Now this is interesting!
Thomas Henry
tjhjr at mac.com
Sat Apr 9 10:27:23 EDT 2016
Hey all,
Looking for some input here. After seeing I’m probably spending way too much on my gas and electric bill, I’m beginning a search for a decent electricity monitor, and (hopefully) one that works with XTension.
What I’d like to do is to be able to monitor as close to individual outlet level as possible, but by breaker would be OK too. That might be overkill, but the way the house was wired, some of the way the circuits in the breaker box were set up seem odd to me.
Also note I do not have a Smart Meter. I opted-out for a variety of reasons.
One I seem to like is this: http://eyedro.com <http://eyedro.com/>. The cost seems acceptable, and simple to pick up. It already has a Cloud interface, but hopefully it can bee hooked into XTension.
Chad’s idea of TED seems nice, but adding all the wiring from their spiders might be more than I want to do.
Open to suggestions and possible pain-points, so thanks in advance.
Tom
My apologies if this has been discussed many, many times before.
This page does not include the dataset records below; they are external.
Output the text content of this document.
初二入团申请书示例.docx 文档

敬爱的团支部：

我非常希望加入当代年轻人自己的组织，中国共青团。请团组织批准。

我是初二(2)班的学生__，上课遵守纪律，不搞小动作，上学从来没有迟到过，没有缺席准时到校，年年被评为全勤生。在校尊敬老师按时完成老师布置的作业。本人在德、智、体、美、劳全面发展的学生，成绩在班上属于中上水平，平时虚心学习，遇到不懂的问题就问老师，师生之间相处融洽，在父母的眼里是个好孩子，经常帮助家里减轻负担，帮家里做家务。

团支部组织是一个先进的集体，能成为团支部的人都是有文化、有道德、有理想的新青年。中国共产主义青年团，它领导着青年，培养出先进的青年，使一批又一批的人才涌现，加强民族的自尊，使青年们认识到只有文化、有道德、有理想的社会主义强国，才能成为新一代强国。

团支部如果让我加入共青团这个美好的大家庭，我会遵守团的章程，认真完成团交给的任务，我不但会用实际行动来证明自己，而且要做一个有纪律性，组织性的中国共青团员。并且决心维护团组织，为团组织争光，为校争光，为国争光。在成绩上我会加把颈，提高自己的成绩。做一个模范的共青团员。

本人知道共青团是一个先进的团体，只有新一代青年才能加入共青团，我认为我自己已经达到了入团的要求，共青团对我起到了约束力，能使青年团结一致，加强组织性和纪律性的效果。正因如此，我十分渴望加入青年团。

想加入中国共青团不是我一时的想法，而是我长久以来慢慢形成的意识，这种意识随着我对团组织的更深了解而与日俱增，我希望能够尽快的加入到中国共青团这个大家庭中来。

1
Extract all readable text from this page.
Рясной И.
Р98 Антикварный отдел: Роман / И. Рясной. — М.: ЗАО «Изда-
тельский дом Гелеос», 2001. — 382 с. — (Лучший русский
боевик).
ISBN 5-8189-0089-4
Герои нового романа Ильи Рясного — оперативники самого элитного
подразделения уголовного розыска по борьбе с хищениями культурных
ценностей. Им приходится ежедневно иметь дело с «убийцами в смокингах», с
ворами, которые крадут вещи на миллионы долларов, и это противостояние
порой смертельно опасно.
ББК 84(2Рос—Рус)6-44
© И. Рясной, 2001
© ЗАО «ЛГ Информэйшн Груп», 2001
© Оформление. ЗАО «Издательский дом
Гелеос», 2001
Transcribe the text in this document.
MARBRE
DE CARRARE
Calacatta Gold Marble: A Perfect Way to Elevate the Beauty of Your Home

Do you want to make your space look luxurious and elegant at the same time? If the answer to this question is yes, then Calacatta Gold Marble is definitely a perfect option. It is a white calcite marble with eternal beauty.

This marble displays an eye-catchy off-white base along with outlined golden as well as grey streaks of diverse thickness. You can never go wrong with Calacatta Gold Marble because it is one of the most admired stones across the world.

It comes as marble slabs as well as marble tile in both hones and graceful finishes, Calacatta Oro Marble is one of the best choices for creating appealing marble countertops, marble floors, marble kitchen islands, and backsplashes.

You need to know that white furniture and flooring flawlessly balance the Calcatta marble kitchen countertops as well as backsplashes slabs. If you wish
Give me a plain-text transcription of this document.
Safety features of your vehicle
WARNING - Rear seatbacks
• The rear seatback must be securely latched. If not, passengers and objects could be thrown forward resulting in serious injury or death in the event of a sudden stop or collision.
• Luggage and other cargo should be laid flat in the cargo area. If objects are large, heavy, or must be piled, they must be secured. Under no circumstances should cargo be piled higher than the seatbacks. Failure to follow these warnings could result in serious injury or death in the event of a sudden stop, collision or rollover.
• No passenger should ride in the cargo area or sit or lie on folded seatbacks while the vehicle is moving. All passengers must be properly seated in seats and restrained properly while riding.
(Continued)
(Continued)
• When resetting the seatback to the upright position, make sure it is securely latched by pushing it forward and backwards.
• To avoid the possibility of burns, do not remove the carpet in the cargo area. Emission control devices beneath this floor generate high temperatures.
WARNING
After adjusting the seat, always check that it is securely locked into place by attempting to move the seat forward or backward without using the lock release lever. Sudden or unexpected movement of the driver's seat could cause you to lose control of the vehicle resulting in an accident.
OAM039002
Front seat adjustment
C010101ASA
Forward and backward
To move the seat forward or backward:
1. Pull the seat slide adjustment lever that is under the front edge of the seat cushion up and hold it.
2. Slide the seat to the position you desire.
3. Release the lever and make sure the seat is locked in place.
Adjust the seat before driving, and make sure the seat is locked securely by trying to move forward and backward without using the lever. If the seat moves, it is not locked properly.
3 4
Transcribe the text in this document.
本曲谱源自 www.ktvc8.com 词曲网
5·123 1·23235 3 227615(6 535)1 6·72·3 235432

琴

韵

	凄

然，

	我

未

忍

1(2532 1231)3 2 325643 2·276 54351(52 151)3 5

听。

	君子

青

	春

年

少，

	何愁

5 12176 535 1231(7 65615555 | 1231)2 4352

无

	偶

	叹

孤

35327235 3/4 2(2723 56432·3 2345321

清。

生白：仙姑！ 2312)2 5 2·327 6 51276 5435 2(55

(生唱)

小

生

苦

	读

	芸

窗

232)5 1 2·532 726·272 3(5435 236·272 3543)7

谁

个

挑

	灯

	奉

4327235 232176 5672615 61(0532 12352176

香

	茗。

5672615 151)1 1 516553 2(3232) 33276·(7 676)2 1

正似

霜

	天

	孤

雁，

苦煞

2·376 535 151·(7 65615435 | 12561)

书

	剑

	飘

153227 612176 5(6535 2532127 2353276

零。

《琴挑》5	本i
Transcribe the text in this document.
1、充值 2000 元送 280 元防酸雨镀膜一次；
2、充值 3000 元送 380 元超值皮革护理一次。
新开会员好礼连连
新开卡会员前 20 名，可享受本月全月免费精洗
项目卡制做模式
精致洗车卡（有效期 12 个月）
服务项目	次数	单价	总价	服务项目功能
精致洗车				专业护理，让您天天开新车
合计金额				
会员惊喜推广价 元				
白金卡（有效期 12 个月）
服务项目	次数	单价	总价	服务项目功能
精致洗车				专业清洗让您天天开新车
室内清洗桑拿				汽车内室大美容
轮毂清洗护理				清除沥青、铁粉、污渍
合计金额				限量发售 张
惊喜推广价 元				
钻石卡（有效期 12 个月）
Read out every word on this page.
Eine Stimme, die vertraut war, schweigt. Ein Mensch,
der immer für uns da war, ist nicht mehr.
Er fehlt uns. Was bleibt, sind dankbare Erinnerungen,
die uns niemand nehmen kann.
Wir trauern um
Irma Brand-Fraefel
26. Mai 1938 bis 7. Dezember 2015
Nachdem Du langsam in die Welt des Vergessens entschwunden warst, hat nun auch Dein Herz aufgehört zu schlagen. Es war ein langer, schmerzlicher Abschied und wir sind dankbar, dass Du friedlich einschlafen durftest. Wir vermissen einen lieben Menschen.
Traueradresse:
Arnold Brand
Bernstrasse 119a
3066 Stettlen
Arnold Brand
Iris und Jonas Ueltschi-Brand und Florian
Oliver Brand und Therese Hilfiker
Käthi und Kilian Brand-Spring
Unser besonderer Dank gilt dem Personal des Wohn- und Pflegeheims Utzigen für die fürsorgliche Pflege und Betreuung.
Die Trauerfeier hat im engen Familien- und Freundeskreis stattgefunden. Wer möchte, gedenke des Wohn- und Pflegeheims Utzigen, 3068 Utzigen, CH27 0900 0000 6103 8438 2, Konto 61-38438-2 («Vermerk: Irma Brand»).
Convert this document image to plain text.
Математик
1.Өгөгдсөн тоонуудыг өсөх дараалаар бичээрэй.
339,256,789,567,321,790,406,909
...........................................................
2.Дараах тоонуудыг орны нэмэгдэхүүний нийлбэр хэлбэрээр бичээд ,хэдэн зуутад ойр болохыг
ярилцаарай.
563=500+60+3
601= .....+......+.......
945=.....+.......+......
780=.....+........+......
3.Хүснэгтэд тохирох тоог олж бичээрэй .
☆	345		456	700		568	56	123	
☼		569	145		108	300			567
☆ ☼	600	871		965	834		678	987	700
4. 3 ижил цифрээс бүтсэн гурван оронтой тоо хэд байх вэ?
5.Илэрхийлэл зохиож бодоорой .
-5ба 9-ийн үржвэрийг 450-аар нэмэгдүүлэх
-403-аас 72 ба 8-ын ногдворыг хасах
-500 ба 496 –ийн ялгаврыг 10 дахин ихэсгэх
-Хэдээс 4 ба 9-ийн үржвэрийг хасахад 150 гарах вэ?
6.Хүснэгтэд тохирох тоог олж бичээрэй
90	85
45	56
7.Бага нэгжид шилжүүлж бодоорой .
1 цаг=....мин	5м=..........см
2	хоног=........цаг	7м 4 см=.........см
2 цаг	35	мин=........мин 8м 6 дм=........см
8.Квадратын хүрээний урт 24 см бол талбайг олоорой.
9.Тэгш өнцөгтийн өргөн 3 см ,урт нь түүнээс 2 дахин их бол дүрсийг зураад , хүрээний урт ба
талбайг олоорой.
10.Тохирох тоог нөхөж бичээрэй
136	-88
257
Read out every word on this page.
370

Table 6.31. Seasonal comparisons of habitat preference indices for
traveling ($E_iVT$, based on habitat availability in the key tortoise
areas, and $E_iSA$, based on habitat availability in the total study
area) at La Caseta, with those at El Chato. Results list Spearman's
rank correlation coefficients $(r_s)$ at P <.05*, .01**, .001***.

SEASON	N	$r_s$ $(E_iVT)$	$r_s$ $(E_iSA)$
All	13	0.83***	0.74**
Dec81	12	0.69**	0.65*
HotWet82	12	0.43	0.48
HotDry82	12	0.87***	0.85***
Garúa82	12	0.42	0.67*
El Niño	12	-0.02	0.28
> On Apr 7, 2016, at 07:19, Chad Gard <chad at holeinthewoodsfarm.com> wrote:
>
> I currently have a TED, which I love. Indeed, though, the detection by energy "signatures" is a third party app, at least currently. Bridgely is be such service, and it really sucks at trying to figure out what's what.
>
> In addition to the base TED, I have one of the TED spiders, which allows tracking of 8 individual circuits. THAT works very well. I monitor my refrigerator, chest freezer, upright freezer, geothermal heat pump, well pump, outdoor outlets used for stock tank heaters, water heater, and the back up electric strip heater in the geothermal unit (which we've used one time for a total of 16 hours in 5 years. But in that time it used as much as our usual total usage for 4 months!)
>
> I've been moving slowly at re-introducing XTension to my life after my 11 year hiatus mostly because of time. But also because I'm reluctant to lose the monitoring and decision making info TED gives me. We're slowly working our way off grid - original plan was to build a grid tie system that would offset our bill, and use the newly freed up cash flow to purchase batteries and such in phase. Then our REMC changes the rate they buy power for, and now it may be cheaper to go off grid one "system" at a time. TED gives me detailed data I can use to decide where the breakdown is between increasing efficiency, changing our usage pattern through lifestyle choices, and simply buying more/larger solar panels and batteries. I want to add more spiders to track more circuits (which we currently don't have yet...), including those on the generation side, to get even more useful data. But it floods the power lines with data, so moving back to XTension is going to mean using control technologies other than X10, which has all evolved much in my absence...
>
> Anyway, just throwing out their that my sense of "Sense," and expectations of what it would accomplish align with Tom's, ad that I love TED.
>
>
> Sent from my iPhone
>
> On Apr 6, 2016, at 12:34, Thomas Arman <tarman at me.com <mailto:tarman at me.com>> wrote:
>
>> Back a few years ago, I had a TED (The Energy Detective) hooked up here. (I disconnected it due to several issues, not the least being X10 interference.) [http://www.theenergydetective.com/ <http://www.theenergydetective.com/>]
>>
>> While I was using it, one of the options was to have it try to track the usage of various devices by learning the “patterns” of power usage for the devices. I think the data got sent to a 3rd party who did the analysis.
>>
>> Well, I had 3 heat-pumps with variable speed fans, two refrigerators, a freezer, electrically heated bathroom floor, washing machine, electric clothes dryer, electric oven, etc. The analysis was a total flop! Too many devices with too many variables.
>>
>> I think this is what “Sense” is trying.
>>
>> Tom
>>> On Apr 6, 2016, at 12:20 PM, Michael Ferguson <michael at shed.bz <mailto:michael at shed.bz>> wrote:
>>>
>>> Well that’s very interesing !
>>>
>>> Questions about configuration and signal conflict, which I assume that this
>>> clever software is supposed to discriminate. Maybe they make it easier
>>> by requiring you to have a sensor on each breaker :)
>>>
>>> anyone see how interface to this thing ?
>>> michael
>>>
>>>
>>>
>>>> On Apr 6, 2016, at 10:05 AM, Dave Fleck <dfleck at pacifier.com <mailto:dfleck at pacifier.com>> wrote:
>>>>
>>>> I’m not sure if this has shown up on the list before or not.
>>>>
>>>> It measures current consumption of every device in the house by looking at it’s noise signature.